Jesse Green reports in The New York Times (January 29, 2006; registration required) that a trial is schedule in federal district court in April on whether Edward Einhorn’s staging of the play Tam Lin constitutes a copyrighted work. It seems that some of Einhorn’s former collaborators produced Tam Lin in ways that Einhorn considers a ripoff of his direction — the positioning and movements of actors on the stage, the lighting, the choice of music, and so forth.
To be eligible for copyright protection, copyright law has always required that a creative work be in some fixed and tangible form. Words must be printed on the pages of a book, music must be embedded in a CD, images must be burned into photographic paper. So how is stage direction fixed and tangible? One director argues that photography and choreography both enjoy copyright protection, and stage direction is merely a combination of the two — “the creation of stage pictures and movement.” Another director prepared a special annotated copy of a play script which detailed his staging directions.
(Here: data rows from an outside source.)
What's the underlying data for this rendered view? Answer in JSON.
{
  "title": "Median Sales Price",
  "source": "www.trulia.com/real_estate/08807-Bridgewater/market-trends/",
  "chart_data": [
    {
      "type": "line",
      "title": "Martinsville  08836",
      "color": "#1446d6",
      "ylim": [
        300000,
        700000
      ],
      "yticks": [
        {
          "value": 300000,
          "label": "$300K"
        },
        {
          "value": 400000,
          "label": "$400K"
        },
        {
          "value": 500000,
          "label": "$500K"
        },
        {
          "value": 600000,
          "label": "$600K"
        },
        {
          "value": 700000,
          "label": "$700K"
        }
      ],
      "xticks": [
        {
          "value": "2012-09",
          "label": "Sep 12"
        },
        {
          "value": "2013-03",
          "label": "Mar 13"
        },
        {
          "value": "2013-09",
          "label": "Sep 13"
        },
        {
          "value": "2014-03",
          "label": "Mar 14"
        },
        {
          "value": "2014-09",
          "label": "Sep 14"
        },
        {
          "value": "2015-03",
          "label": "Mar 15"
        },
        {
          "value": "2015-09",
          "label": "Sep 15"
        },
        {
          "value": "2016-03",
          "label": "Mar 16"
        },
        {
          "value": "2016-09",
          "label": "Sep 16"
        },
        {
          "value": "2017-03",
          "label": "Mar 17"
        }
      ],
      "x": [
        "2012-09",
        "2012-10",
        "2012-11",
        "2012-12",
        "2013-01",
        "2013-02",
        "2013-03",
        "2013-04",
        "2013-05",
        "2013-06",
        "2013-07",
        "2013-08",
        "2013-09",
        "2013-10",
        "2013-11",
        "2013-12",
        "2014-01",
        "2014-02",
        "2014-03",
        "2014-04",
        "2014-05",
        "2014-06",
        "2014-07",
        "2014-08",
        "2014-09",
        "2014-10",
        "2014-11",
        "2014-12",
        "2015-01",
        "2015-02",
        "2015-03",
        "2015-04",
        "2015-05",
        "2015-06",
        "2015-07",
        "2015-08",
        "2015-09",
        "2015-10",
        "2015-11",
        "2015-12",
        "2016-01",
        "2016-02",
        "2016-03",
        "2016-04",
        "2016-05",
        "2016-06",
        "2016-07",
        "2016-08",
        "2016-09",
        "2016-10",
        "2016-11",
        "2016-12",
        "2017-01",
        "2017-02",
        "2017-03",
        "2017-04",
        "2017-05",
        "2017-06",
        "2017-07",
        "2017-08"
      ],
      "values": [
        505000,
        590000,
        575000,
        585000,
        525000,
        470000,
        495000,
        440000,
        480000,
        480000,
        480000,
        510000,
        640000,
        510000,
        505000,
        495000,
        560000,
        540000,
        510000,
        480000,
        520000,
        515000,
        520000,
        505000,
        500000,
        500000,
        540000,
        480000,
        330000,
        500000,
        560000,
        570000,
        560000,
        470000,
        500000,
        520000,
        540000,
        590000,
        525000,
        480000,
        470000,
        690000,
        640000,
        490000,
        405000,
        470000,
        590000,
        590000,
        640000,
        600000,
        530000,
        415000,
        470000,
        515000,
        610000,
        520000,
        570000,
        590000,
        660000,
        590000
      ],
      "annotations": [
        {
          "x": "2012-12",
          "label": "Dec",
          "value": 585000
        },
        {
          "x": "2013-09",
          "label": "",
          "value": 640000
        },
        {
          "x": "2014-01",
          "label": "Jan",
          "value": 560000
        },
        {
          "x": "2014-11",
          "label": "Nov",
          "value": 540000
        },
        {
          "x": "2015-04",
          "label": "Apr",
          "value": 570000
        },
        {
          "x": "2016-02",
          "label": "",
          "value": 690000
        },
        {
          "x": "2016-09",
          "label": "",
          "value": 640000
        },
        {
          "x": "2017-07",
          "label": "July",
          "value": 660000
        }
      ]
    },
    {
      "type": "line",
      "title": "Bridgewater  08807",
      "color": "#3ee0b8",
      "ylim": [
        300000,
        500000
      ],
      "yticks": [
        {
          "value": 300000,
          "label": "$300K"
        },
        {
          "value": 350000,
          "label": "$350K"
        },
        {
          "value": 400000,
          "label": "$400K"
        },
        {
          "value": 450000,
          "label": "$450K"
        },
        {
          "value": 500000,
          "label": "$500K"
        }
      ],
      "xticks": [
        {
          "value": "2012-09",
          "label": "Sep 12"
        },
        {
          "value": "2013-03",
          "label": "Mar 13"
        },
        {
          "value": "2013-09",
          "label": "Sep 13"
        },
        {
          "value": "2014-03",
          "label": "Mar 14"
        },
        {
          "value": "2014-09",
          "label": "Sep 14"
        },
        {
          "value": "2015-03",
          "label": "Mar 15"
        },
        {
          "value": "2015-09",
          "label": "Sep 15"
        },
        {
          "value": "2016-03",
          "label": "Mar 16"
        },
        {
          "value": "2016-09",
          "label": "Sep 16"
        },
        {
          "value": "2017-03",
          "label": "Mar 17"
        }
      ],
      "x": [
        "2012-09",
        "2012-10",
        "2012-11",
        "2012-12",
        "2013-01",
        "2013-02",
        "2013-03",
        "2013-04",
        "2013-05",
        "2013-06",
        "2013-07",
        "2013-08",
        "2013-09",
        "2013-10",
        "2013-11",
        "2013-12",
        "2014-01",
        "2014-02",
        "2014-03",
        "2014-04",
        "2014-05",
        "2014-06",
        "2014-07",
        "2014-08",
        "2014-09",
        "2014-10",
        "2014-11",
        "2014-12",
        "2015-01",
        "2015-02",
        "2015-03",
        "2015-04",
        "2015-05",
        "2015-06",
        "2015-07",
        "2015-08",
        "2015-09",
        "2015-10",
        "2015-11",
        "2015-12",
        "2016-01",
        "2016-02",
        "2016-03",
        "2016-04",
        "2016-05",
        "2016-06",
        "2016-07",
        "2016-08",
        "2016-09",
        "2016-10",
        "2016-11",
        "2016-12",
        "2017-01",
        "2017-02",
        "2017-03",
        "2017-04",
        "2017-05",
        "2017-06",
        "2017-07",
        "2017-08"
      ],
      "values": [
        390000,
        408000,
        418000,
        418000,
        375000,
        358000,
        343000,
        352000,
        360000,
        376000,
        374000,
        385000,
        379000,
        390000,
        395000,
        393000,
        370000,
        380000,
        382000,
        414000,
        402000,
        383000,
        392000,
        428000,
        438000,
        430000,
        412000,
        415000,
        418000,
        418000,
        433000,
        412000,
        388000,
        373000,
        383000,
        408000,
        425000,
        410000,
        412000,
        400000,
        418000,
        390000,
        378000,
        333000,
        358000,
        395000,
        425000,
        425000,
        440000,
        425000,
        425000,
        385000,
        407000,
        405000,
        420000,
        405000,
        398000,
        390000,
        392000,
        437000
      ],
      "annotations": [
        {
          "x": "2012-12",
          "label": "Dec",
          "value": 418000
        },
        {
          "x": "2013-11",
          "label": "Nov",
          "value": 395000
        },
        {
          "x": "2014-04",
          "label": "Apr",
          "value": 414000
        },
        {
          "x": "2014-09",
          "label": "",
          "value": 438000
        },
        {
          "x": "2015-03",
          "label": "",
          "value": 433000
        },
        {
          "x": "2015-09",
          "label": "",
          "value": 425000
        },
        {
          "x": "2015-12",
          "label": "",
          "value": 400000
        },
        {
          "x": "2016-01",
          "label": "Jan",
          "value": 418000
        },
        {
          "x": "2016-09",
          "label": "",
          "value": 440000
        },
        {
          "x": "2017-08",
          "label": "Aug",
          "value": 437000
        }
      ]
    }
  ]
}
Needless to say, playwrights are not entirely happy at what they see as a power grab by directors. Ralph Sevush, executive director of the Dramatists Guild of America, says that a director’s work amounts to “moving around the copyrightable contributions of others.” A director is a kind of interpretive artist — creative and often critical to a great performance. But their work is compensated through contract payments, and should not be considered property, say playwrights.
John Weidman, President of the Dramatists Guild, argued that copyrights on stage direction “would clearly operate as liens on a playwright’s play” and have “a potentially devastating effect on the facility and vitality of theatrical production.” Essentially, property rights on stage direction would nip future creativity in the bud. As Times reporter Jesse Green explained:
If each director’s staging of a relatively new play had copyright protection, very soon there would be no staging options left. The play would become so encumbered with licenses, or the risk of lawsuits, that it would be impossible to produce — a net loss to the culture. Even classic works like Romeo and Juliet might gradually be removed from the public domain, thus perverting the aim of copyright law, which is to increase the flow of ideas and artwork by providing an incentive to their creators. “If Leonard Bernstein had been in a position to copyright his interpretation of Mahler,” Mr. Weidman asked, “would another conductor who thought that interpretation was right, and then conducted Mahler in the same way, be stealing from Bernstein?”
Ah, reply directors, but if the theater is truly a collaborative art form, then why do playwrights get all the glory and revenues from the hundreds of dinner theater performances inspired by a successful Broadway production? As usual the fight over equity is a fight over memory: Who most deserves the credit?
The tragedy here is that strict property norms — copyright law — seem to be the default system for resolving an issue that involves artistic pride and reputation as much as money. Before getting sucked into the maw of property discourse, however, I think creators of all stripes should pause and consider how enlarging the scope of copyright law is not likely to provide a solution; indeed, it would likely undermine the creative collaboration that lies at the heart of the theater. Fortunately for western civilization, neither the Greeks nor Shakespeare felt the need to assert broad follow-on rights to their plays, let alone the stage directions.